Stored procedures are also a better way to implement the principle of least privilege. When dynamic and/or inline SQL is involved, the application must be given carte blanche to act on the tables. But with stored procedures, the interactions are much more targeted, and (typically) only one object has to have permissions associated to it. It's more maintainable and granular access, two key elements of good security.

These may seem like minor concerns. They are not. Quite frankly, security in every single piece of software on this planet needs to be better - and not just better, but many orders of magnitude better. Good enough security is not good enough.

It is riskier to change


When every operation is being managed by the same code, the risk of changing that code becomes much greater. If a change is made to a dynamic SQL builder for one scenario, it runs the risk of breaking all the other scenarios - in other words, it is harder to keep changes isolated. Say for example you have code that is generating INSERT statements, and you make a change to accommodate one edge case. In doing so, you run the risk of breaking all the INSERT statements in the application. But with stored procedures, a change to one statement has zero effect on similar statements in other procedures. Changes can be kept isolated, the system is more flexible and we can be more confident in our changes.


It doesn't scale


Typically, the only way to optimize dynamic SQL is to pull it out and make it not dynamic. Yes, indexes are always a part of the optimization equation in a relational database, but they're just one tool, and quite frankly they're usually just the first layer. To really address these matters we have to get into the queries themselves, and when we can't directly control the queries, we're at a serious disadvantage.
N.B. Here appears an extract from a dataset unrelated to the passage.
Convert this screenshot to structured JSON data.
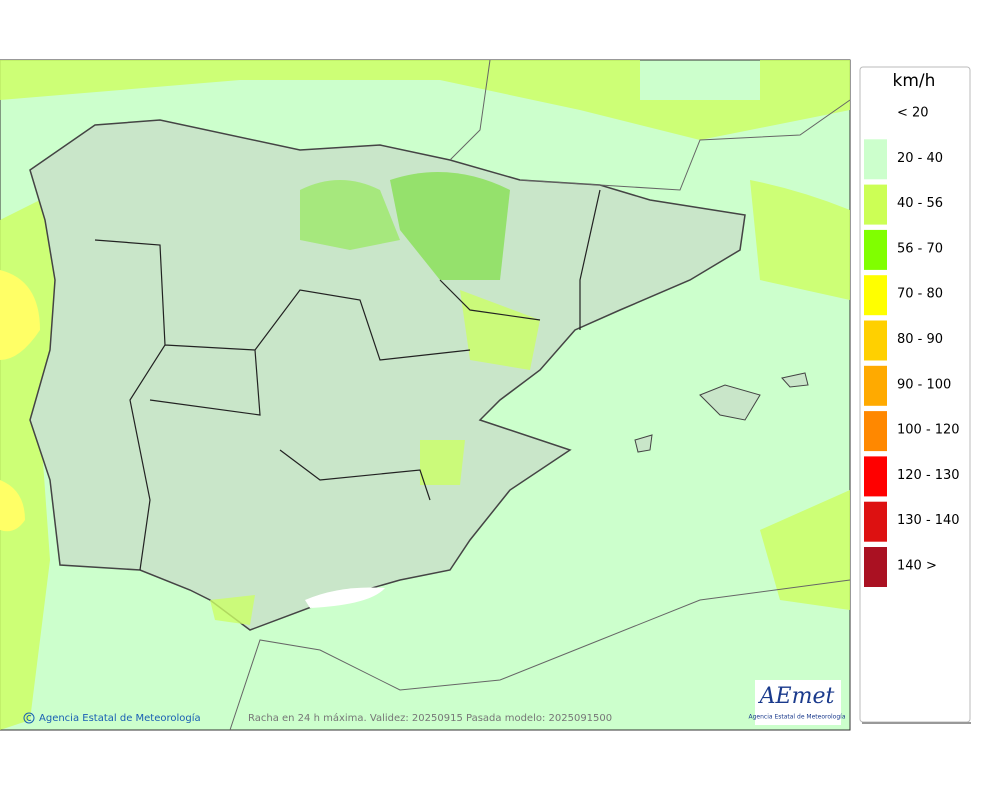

Also, compilation is not free. Dynamic/inline SQL execution plans can be cached, and stored procedure execution plans aren't necessarily cached, but the former typically aren't and the latter typically are. It's a significant advantage for the DBAs or the DevOps to be able to look up an execution plan by the procedure name, an impossible task with dynamic and inline SQL. Reducing the number of compilations is also a important step in preventing CPU bottlenecks in SQL Server, something that can only be achieved with stored procedures.
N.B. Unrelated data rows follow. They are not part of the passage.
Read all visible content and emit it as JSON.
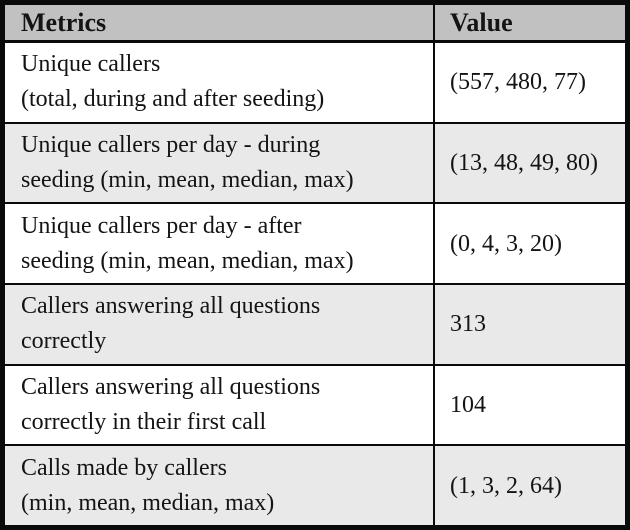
{
  "table": {
    "header": {
      "metric": "Metrics",
      "value": "Value"
    },
    "rows": [
      {
        "lines": [
          "Unique callers",
          "(total, during and after seeding)"
        ],
        "value": "(557, 480, 77)"
      },
      {
        "lines": [
          "Unique callers per day - during",
          "seeding (min, mean, median, max)"
        ],
        "value": "(13, 48, 49, 80)"
      },
      {
        "lines": [
          "Unique callers per day - after",
          "seeding (min, mean, median, max)"
        ],
        "value": "(0, 4, 3, 20)"
      },
      {
        "lines": [
          "Callers answering all questions",
          "correctly"
        ],
        "value": "313"
      },
      {
        "lines": [
          "Callers answering all questions",
          "correctly in their first call"
        ],
        "value": "104"
      },
      {
        "lines": [
          "Calls made by callers",
          "(min, mean, median, max)"
        ],
        "value": "(1, 3, 2, 64)"
      }
    ]
  },
  "colors": {
    "header_bg": "#c1c1c1",
    "stripe_bg": "#e9e9e9",
    "border": "#0a0a0a",
    "text": "#141414"
  }
}
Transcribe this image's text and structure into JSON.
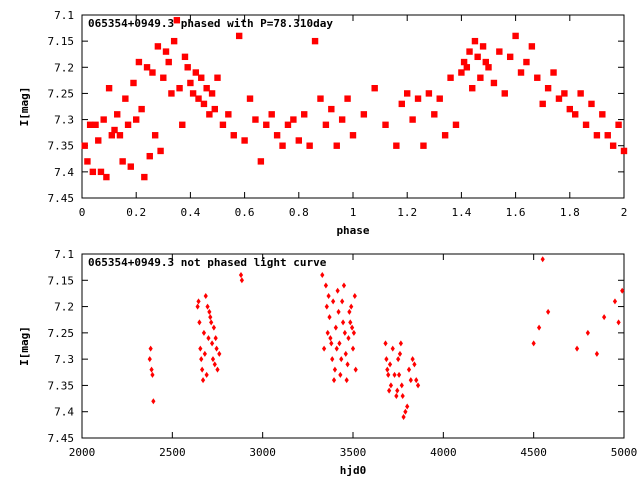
{
  "chart_data": [
    {
      "type": "scatter",
      "title": "065354+0949.3 phased with P=78.310day",
      "xlabel": "phase",
      "ylabel": "I[mag]",
      "xlim": [
        0,
        2
      ],
      "ylim": [
        7.1,
        7.45
      ],
      "y_inverted": true,
      "grid": false,
      "marker_color": "#ff0000",
      "xticks": [
        "0",
        "0.2",
        "0.4",
        "0.6",
        "0.8",
        "1",
        "1.2",
        "1.4",
        "1.6",
        "1.8",
        "2"
      ],
      "xtick_values": [
        0,
        0.2,
        0.4,
        0.6,
        0.8,
        1.0,
        1.2,
        1.4,
        1.6,
        1.8,
        2.0
      ],
      "yticks": [
        "7.1",
        "7.15",
        "7.2",
        "7.25",
        "7.3",
        "7.35",
        "7.4",
        "7.45"
      ],
      "ytick_values": [
        7.1,
        7.15,
        7.2,
        7.25,
        7.3,
        7.35,
        7.4,
        7.45
      ],
      "series": [
        {
          "x": [
            0.01,
            0.02,
            0.03,
            0.04,
            0.05,
            0.06,
            0.07,
            0.08,
            0.09,
            0.1,
            0.11,
            0.12,
            0.13,
            0.14,
            0.15,
            0.16,
            0.17,
            0.18,
            0.19,
            0.2,
            0.21,
            0.22,
            0.23,
            0.24,
            0.25,
            0.26,
            0.27,
            0.28,
            0.29,
            0.3,
            0.31,
            0.32,
            0.33,
            0.34,
            0.35,
            0.36,
            0.37,
            0.38,
            0.39,
            0.4,
            0.41,
            0.42,
            0.43,
            0.44,
            0.45,
            0.46,
            0.47,
            0.48,
            0.49,
            0.5,
            0.52,
            0.54,
            0.56,
            0.58,
            0.6,
            0.62,
            0.64,
            0.66,
            0.68,
            0.7,
            0.72,
            0.74,
            0.76,
            0.78,
            0.8,
            0.82,
            0.84,
            0.86,
            0.88,
            0.9,
            0.92,
            0.94,
            0.96,
            0.98,
            1.0,
            1.04,
            1.08,
            1.12,
            1.16,
            1.18,
            1.2,
            1.22,
            1.24,
            1.26,
            1.28,
            1.3,
            1.32,
            1.34,
            1.36,
            1.38,
            1.4,
            1.41,
            1.42,
            1.43,
            1.44,
            1.45,
            1.46,
            1.47,
            1.48,
            1.49,
            1.5,
            1.52,
            1.54,
            1.56,
            1.58,
            1.6,
            1.62,
            1.64,
            1.66,
            1.68,
            1.7,
            1.72,
            1.74,
            1.76,
            1.78,
            1.8,
            1.82,
            1.84,
            1.86,
            1.88,
            1.9,
            1.92,
            1.94,
            1.96,
            1.98,
            2.0
          ],
          "y": [
            7.35,
            7.38,
            7.31,
            7.4,
            7.31,
            7.34,
            7.4,
            7.3,
            7.41,
            7.24,
            7.33,
            7.32,
            7.29,
            7.33,
            7.38,
            7.26,
            7.31,
            7.39,
            7.23,
            7.3,
            7.19,
            7.28,
            7.41,
            7.2,
            7.37,
            7.21,
            7.33,
            7.16,
            7.36,
            7.22,
            7.17,
            7.19,
            7.25,
            7.15,
            7.11,
            7.24,
            7.31,
            7.18,
            7.2,
            7.23,
            7.25,
            7.21,
            7.26,
            7.22,
            7.27,
            7.24,
            7.29,
            7.25,
            7.28,
            7.22,
            7.31,
            7.29,
            7.33,
            7.14,
            7.34,
            7.26,
            7.3,
            7.38,
            7.31,
            7.29,
            7.33,
            7.35,
            7.31,
            7.3,
            7.34,
            7.29,
            7.35,
            7.15,
            7.26,
            7.31,
            7.28,
            7.35,
            7.3,
            7.26,
            7.33,
            7.29,
            7.24,
            7.31,
            7.35,
            7.27,
            7.25,
            7.3,
            7.26,
            7.35,
            7.25,
            7.29,
            7.26,
            7.33,
            7.22,
            7.31,
            7.21,
            7.19,
            7.2,
            7.17,
            7.24,
            7.15,
            7.18,
            7.22,
            7.16,
            7.19,
            7.2,
            7.23,
            7.17,
            7.25,
            7.18,
            7.14,
            7.21,
            7.19,
            7.16,
            7.22,
            7.27,
            7.24,
            7.21,
            7.26,
            7.25,
            7.28,
            7.29,
            7.25,
            7.31,
            7.27,
            7.33,
            7.29,
            7.33,
            7.35,
            7.31,
            7.36
          ],
          "marker": "filled-square"
        }
      ]
    },
    {
      "type": "scatter",
      "title": "065354+0949.3 not phased light curve",
      "xlabel": "hjd0",
      "ylabel": "I[mag]",
      "xlim": [
        2000,
        5000
      ],
      "ylim": [
        7.1,
        7.45
      ],
      "y_inverted": true,
      "grid": false,
      "marker_color": "#ff0000",
      "xticks": [
        "2000",
        "2500",
        "3000",
        "3500",
        "4000",
        "4500",
        "5000"
      ],
      "xtick_values": [
        2000,
        2500,
        3000,
        3500,
        4000,
        4500,
        5000
      ],
      "yticks": [
        "7.1",
        "7.15",
        "7.2",
        "7.25",
        "7.3",
        "7.35",
        "7.4",
        "7.45"
      ],
      "ytick_values": [
        7.1,
        7.15,
        7.2,
        7.25,
        7.3,
        7.35,
        7.4,
        7.45
      ],
      "series": [
        {
          "x": [
            2375,
            2380,
            2385,
            2390,
            2395,
            2640,
            2645,
            2650,
            2655,
            2660,
            2665,
            2670,
            2675,
            2680,
            2685,
            2690,
            2695,
            2700,
            2705,
            2710,
            2715,
            2720,
            2725,
            2730,
            2735,
            2740,
            2745,
            2750,
            2760,
            2880,
            2885,
            3330,
            3340,
            3350,
            3355,
            3360,
            3365,
            3370,
            3375,
            3380,
            3385,
            3390,
            3395,
            3400,
            3405,
            3410,
            3415,
            3420,
            3425,
            3430,
            3435,
            3440,
            3445,
            3450,
            3455,
            3460,
            3465,
            3470,
            3475,
            3480,
            3485,
            3490,
            3495,
            3500,
            3505,
            3510,
            3515,
            3680,
            3685,
            3690,
            3695,
            3700,
            3705,
            3710,
            3720,
            3730,
            3740,
            3745,
            3750,
            3755,
            3760,
            3765,
            3770,
            3775,
            3780,
            3790,
            3800,
            3810,
            3820,
            3830,
            3840,
            3850,
            3860,
            4500,
            4530,
            4550,
            4580,
            4740,
            4800,
            4850,
            4890,
            4950,
            4970,
            4990
          ],
          "y": [
            7.3,
            7.28,
            7.32,
            7.33,
            7.38,
            7.2,
            7.19,
            7.23,
            7.28,
            7.3,
            7.32,
            7.34,
            7.25,
            7.29,
            7.18,
            7.33,
            7.2,
            7.26,
            7.21,
            7.22,
            7.23,
            7.27,
            7.3,
            7.24,
            7.31,
            7.26,
            7.28,
            7.32,
            7.29,
            7.14,
            7.15,
            7.14,
            7.28,
            7.16,
            7.2,
            7.25,
            7.18,
            7.22,
            7.26,
            7.27,
            7.3,
            7.19,
            7.34,
            7.32,
            7.24,
            7.28,
            7.17,
            7.21,
            7.27,
            7.33,
            7.3,
            7.19,
            7.23,
            7.16,
            7.25,
            7.29,
            7.34,
            7.31,
            7.26,
            7.21,
            7.23,
            7.2,
            7.24,
            7.28,
            7.25,
            7.18,
            7.32,
            7.27,
            7.3,
            7.32,
            7.33,
            7.36,
            7.31,
            7.35,
            7.28,
            7.33,
            7.37,
            7.36,
            7.3,
            7.33,
            7.29,
            7.27,
            7.35,
            7.37,
            7.41,
            7.4,
            7.39,
            7.32,
            7.34,
            7.3,
            7.31,
            7.34,
            7.35,
            7.27,
            7.24,
            7.11,
            7.21,
            7.28,
            7.25,
            7.29,
            7.22,
            7.19,
            7.23,
            7.17
          ],
          "marker": "diamond"
        }
      ]
    }
  ]
}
(It is not always possible to use stored procedures - after all, some applications have to interact with databases controlled by third parties. But in these scenarios, inline SQL is preferable to dynamic SQL, because it mitigates or avoids most of these discussed pitfalls of dynamic SQL even though it lacks some of the advantages of stored procedures.)
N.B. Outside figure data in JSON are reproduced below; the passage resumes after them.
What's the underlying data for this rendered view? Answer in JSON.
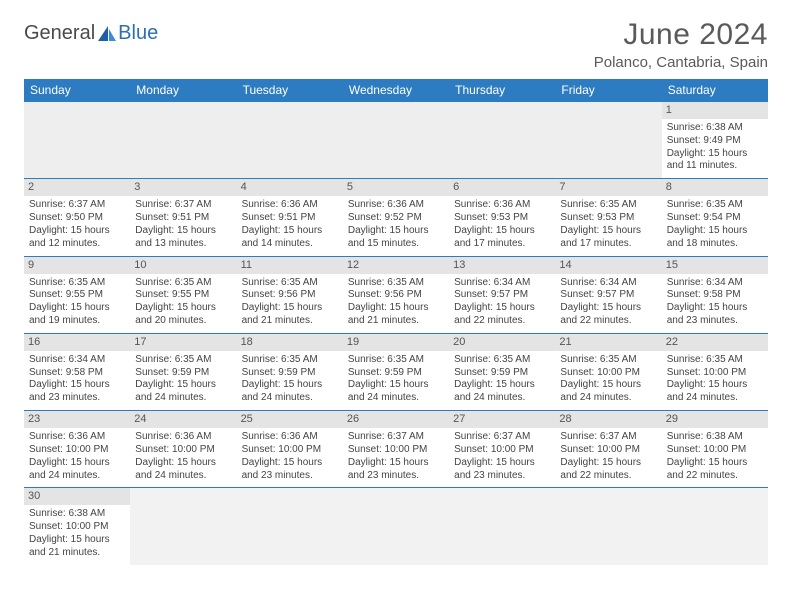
{
  "brand": {
    "part1": "General",
    "part2": "Blue"
  },
  "title": "June 2024",
  "location": "Polanco, Cantabria, Spain",
  "colors": {
    "header_bg": "#2d7bc1",
    "header_text": "#ffffff",
    "daynum_bg": "#e4e4e4",
    "empty_bg": "#eeeeee",
    "divider": "#2d7bc1",
    "brand_blue": "#2d6fb5",
    "text": "#444444"
  },
  "typography": {
    "title_fontsize": 30,
    "location_fontsize": 15,
    "weekday_fontsize": 12,
    "daynum_fontsize": 11,
    "body_fontsize": 10
  },
  "weekdays": [
    "Sunday",
    "Monday",
    "Tuesday",
    "Wednesday",
    "Thursday",
    "Friday",
    "Saturday"
  ],
  "weeks": [
    [
      null,
      null,
      null,
      null,
      null,
      null,
      {
        "n": "1",
        "sr": "Sunrise: 6:38 AM",
        "ss": "Sunset: 9:49 PM",
        "d1": "Daylight: 15 hours",
        "d2": "and 11 minutes."
      }
    ],
    [
      {
        "n": "2",
        "sr": "Sunrise: 6:37 AM",
        "ss": "Sunset: 9:50 PM",
        "d1": "Daylight: 15 hours",
        "d2": "and 12 minutes."
      },
      {
        "n": "3",
        "sr": "Sunrise: 6:37 AM",
        "ss": "Sunset: 9:51 PM",
        "d1": "Daylight: 15 hours",
        "d2": "and 13 minutes."
      },
      {
        "n": "4",
        "sr": "Sunrise: 6:36 AM",
        "ss": "Sunset: 9:51 PM",
        "d1": "Daylight: 15 hours",
        "d2": "and 14 minutes."
      },
      {
        "n": "5",
        "sr": "Sunrise: 6:36 AM",
        "ss": "Sunset: 9:52 PM",
        "d1": "Daylight: 15 hours",
        "d2": "and 15 minutes."
      },
      {
        "n": "6",
        "sr": "Sunrise: 6:36 AM",
        "ss": "Sunset: 9:53 PM",
        "d1": "Daylight: 15 hours",
        "d2": "and 17 minutes."
      },
      {
        "n": "7",
        "sr": "Sunrise: 6:35 AM",
        "ss": "Sunset: 9:53 PM",
        "d1": "Daylight: 15 hours",
        "d2": "and 17 minutes."
      },
      {
        "n": "8",
        "sr": "Sunrise: 6:35 AM",
        "ss": "Sunset: 9:54 PM",
        "d1": "Daylight: 15 hours",
        "d2": "and 18 minutes."
      }
    ],
    [
      {
        "n": "9",
        "sr": "Sunrise: 6:35 AM",
        "ss": "Sunset: 9:55 PM",
        "d1": "Daylight: 15 hours",
        "d2": "and 19 minutes."
      },
      {
        "n": "10",
        "sr": "Sunrise: 6:35 AM",
        "ss": "Sunset: 9:55 PM",
        "d1": "Daylight: 15 hours",
        "d2": "and 20 minutes."
      },
      {
        "n": "11",
        "sr": "Sunrise: 6:35 AM",
        "ss": "Sunset: 9:56 PM",
        "d1": "Daylight: 15 hours",
        "d2": "and 21 minutes."
      },
      {
        "n": "12",
        "sr": "Sunrise: 6:35 AM",
        "ss": "Sunset: 9:56 PM",
        "d1": "Daylight: 15 hours",
        "d2": "and 21 minutes."
      },
      {
        "n": "13",
        "sr": "Sunrise: 6:34 AM",
        "ss": "Sunset: 9:57 PM",
        "d1": "Daylight: 15 hours",
        "d2": "and 22 minutes."
      },
      {
        "n": "14",
        "sr": "Sunrise: 6:34 AM",
        "ss": "Sunset: 9:57 PM",
        "d1": "Daylight: 15 hours",
        "d2": "and 22 minutes."
      },
      {
        "n": "15",
        "sr": "Sunrise: 6:34 AM",
        "ss": "Sunset: 9:58 PM",
        "d1": "Daylight: 15 hours",
        "d2": "and 23 minutes."
      }
    ],
    [
      {
        "n": "16",
        "sr": "Sunrise: 6:34 AM",
        "ss": "Sunset: 9:58 PM",
        "d1": "Daylight: 15 hours",
        "d2": "and 23 minutes."
      },
      {
        "n": "17",
        "sr": "Sunrise: 6:35 AM",
        "ss": "Sunset: 9:59 PM",
        "d1": "Daylight: 15 hours",
        "d2": "and 24 minutes."
      },
      {
        "n": "18",
        "sr": "Sunrise: 6:35 AM",
        "ss": "Sunset: 9:59 PM",
        "d1": "Daylight: 15 hours",
        "d2": "and 24 minutes."
      },
      {
        "n": "19",
        "sr": "Sunrise: 6:35 AM",
        "ss": "Sunset: 9:59 PM",
        "d1": "Daylight: 15 hours",
        "d2": "and 24 minutes."
      },
      {
        "n": "20",
        "sr": "Sunrise: 6:35 AM",
        "ss": "Sunset: 9:59 PM",
        "d1": "Daylight: 15 hours",
        "d2": "and 24 minutes."
      },
      {
        "n": "21",
        "sr": "Sunrise: 6:35 AM",
        "ss": "Sunset: 10:00 PM",
        "d1": "Daylight: 15 hours",
        "d2": "and 24 minutes."
      },
      {
        "n": "22",
        "sr": "Sunrise: 6:35 AM",
        "ss": "Sunset: 10:00 PM",
        "d1": "Daylight: 15 hours",
        "d2": "and 24 minutes."
      }
    ],
    [
      {
        "n": "23",
        "sr": "Sunrise: 6:36 AM",
        "ss": "Sunset: 10:00 PM",
        "d1": "Daylight: 15 hours",
        "d2": "and 24 minutes."
      },
      {
        "n": "24",
        "sr": "Sunrise: 6:36 AM",
        "ss": "Sunset: 10:00 PM",
        "d1": "Daylight: 15 hours",
        "d2": "and 24 minutes."
      },
      {
        "n": "25",
        "sr": "Sunrise: 6:36 AM",
        "ss": "Sunset: 10:00 PM",
        "d1": "Daylight: 15 hours",
        "d2": "and 23 minutes."
      },
      {
        "n": "26",
        "sr": "Sunrise: 6:37 AM",
        "ss": "Sunset: 10:00 PM",
        "d1": "Daylight: 15 hours",
        "d2": "and 23 minutes."
      },
      {
        "n": "27",
        "sr": "Sunrise: 6:37 AM",
        "ss": "Sunset: 10:00 PM",
        "d1": "Daylight: 15 hours",
        "d2": "and 23 minutes."
      },
      {
        "n": "28",
        "sr": "Sunrise: 6:37 AM",
        "ss": "Sunset: 10:00 PM",
        "d1": "Daylight: 15 hours",
        "d2": "and 22 minutes."
      },
      {
        "n": "29",
        "sr": "Sunrise: 6:38 AM",
        "ss": "Sunset: 10:00 PM",
        "d1": "Daylight: 15 hours",
        "d2": "and 22 minutes."
      }
    ],
    [
      {
        "n": "30",
        "sr": "Sunrise: 6:38 AM",
        "ss": "Sunset: 10:00 PM",
        "d1": "Daylight: 15 hours",
        "d2": "and 21 minutes."
      },
      null,
      null,
      null,
      null,
      null,
      null
    ]
  ]
}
In the end, this can all be boiled down to one simple idea: deal with the database on its own terms. In that reflection framework example in the first paragraph, the coders are effectively trying to treat their class structure as a set of global variables, or a key-value store. Trying to make something act like something it is not only leads to trouble. Relational databases are fundamentally different from imperative object code, and attempts to treat them like they're not are misguided.